Les Américains se souviendront de 2001 en raison de l'attaque terroriste contre New York et Washington, mais aussi parce que ce fut l'année du massacre des emplois. Plus d'un million de postes de travail ont été supprimés, et le 11 septembre n'a rien arrangé. Des entreprises ont profité du grand désarroi pour annoncer des charrettes de licenciements: Boeing a rendu publique sa coupe massive de 30 000 emplois moins d'une semaine après les attentats; aucune annulation de commande n'avait été enregistrée, mais l'avenir déjà sombre devenait noir. L'approche de Noël n'a pas – comme c'est souvent le cas, par souci de décence sociale – ralenti le mouvement: 20 000 licenciements ont été annoncés en 24 heures à la mi-décembre par American Express, l'assureur Aetna et Qwest Communications.

Le taux de chômage, qui a bondi de 4 à 5,7%, devrait encore monter jusqu'à 6,5% avant que les effets de la reprise se fassent sentir sur l'emploi. La récession a commencé officiellement en mars dernier, et elle devrait prendre fin dans la première moitié de 2002, selon les analystes les plus fiables. Le rétablissement du marché de travail se fait toujours avec un temps de retard.

De premiers signes d'éclaircie apparaissent pourtant. Le chômage continue de s'étendre (3,7 millions de personnes), mais le nombre de nouvelles demandes d'indemnités aux assurances a reculé au cours de sept des huit dernières semaines: 384 000 dans la deuxième semaine de décembre, au lieu de 535 000 à la fin du mois de septembre.

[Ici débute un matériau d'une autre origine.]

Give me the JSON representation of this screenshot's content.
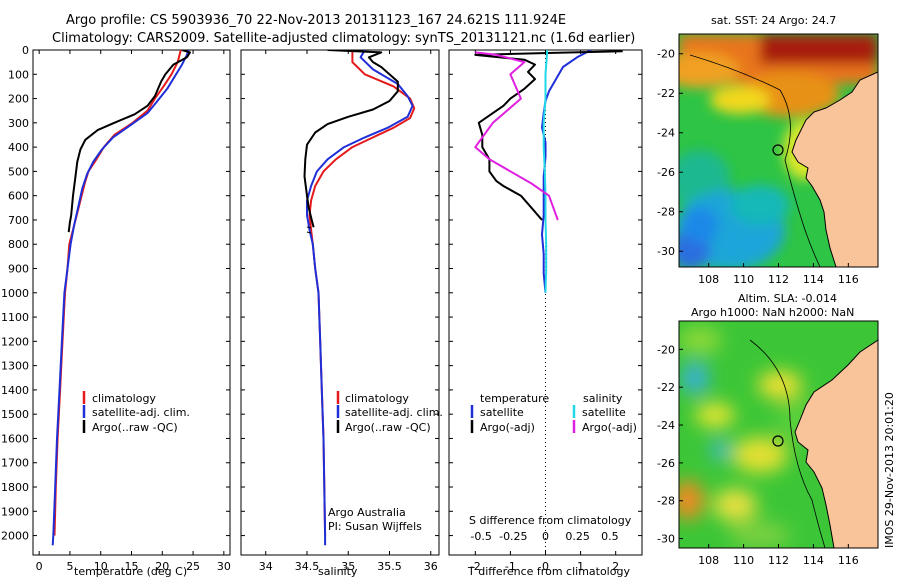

Le mal est cependant profond. Robert Reich, qui fut le secrétaire au Travail de Bill Clinton, note que les licenciements, depuis l'automne, ont touché surtout les salariés les plus mal payés dans les services. Au début de la crise, provoquée par l'effondrement de la demande dans les nouvelles technologies et la communication, les victimes de suppressions d'emplois étaient surtout des cols blancs ou des techniciens hautement qualifiés. Au bout de la course descendante, les réductions de coûts frappent les petits salaires de la distribution, de l'hôtellerie et de la restauration, des transports aériens, qui paient la chute de la demande. A New York par exemple, on estime que 48 000 des 80 000 emplois que la métropole aura perdus à la fin de l'année correspondent à un salaire d'environ 23 000 dollars, le salaire moyen new-yorkais étant de 58 000 dollars par année. Les effets de ces licenciements massifs sont visibles dans les rues de la côte Est surtout, et d'abord à New York. Le nombre des «homeless», parfois des familles entières sans domicile fixe, a explosé. Près de 30 000 personnes – dont plus de 12 000 enfants – dorment aujourd'hui dans des abris provisoires, et souvent dans la rue malgré le froid qui devient coupant. Le jour de Noël, à 200 mètres du bureau du Temps, une longue queue de femmes et d'hommes s'est formée dès le matin près de l'église des Saints Apôtres qui sert une soupe populaire.

Nouvelle forme de crise

Mais les statistiques et le spectacle de la rue ne disent pas tout. Le chômage est mesuré par les demandes de maigres prestations aux assurances, dont les conditions sont draconiennes: un tiers des requêtes sont acceptées. Et la crise a eu des effets nouveaux et profonds sur ceux qui ont conservé ou retrouvé un emploi: très souvent, leur revenu a fondu. Les bonus, participations aux bénéfices, stock-options, qui depuis quelques années constituaient une partie importante de leurs rentrées mensuelles ont été amaigries ou supprimées. D'autres, qui ont trouvé un nouveau poste, ont dû accepter des salaires dramatiquement moins élevés que pour leur emploi des années fastes. Ses salariés, qui très souvent avaient acheté leur maison ou leur appartement, doivent utiliser une part bien plus importante de leur revenu pour la payer. Le recul de la consommation, qui a aggravé la récession, a été d'abord provoqué par la baisse des revenus de ces salariés de la classe moyenne, même s'ils conservent un emploi.

Dans cette nouvelle crise que des économistes high-tech ne croyaient plus possible, le comportement de certaines entreprises s'est aussi modifié. Une critique du licenciement collectif comme moyen de répondre au recul du chiffre d'affaires (et à l'attente des actionnaires) commence à se développer. Wayne Cascio, un professeur d'économie de l'Université du Colorado, qui a étudié pendant 18 ans les stratégies de 500 compagnies, affirme que les restructurations par diminution d'effectif «ne marchent pas». Il conseille aux entreprises de conserver leurs employés qualifiés, quitte à leur donner provisoirement d'autres emplois, plutôt que de les perdre pour toujours et de décourager les jeunes qui fuient la précarité. Des sociétés comme Cisco, Schwab, Northrop ou Lincoln Electric commencent à suivre ces conseils.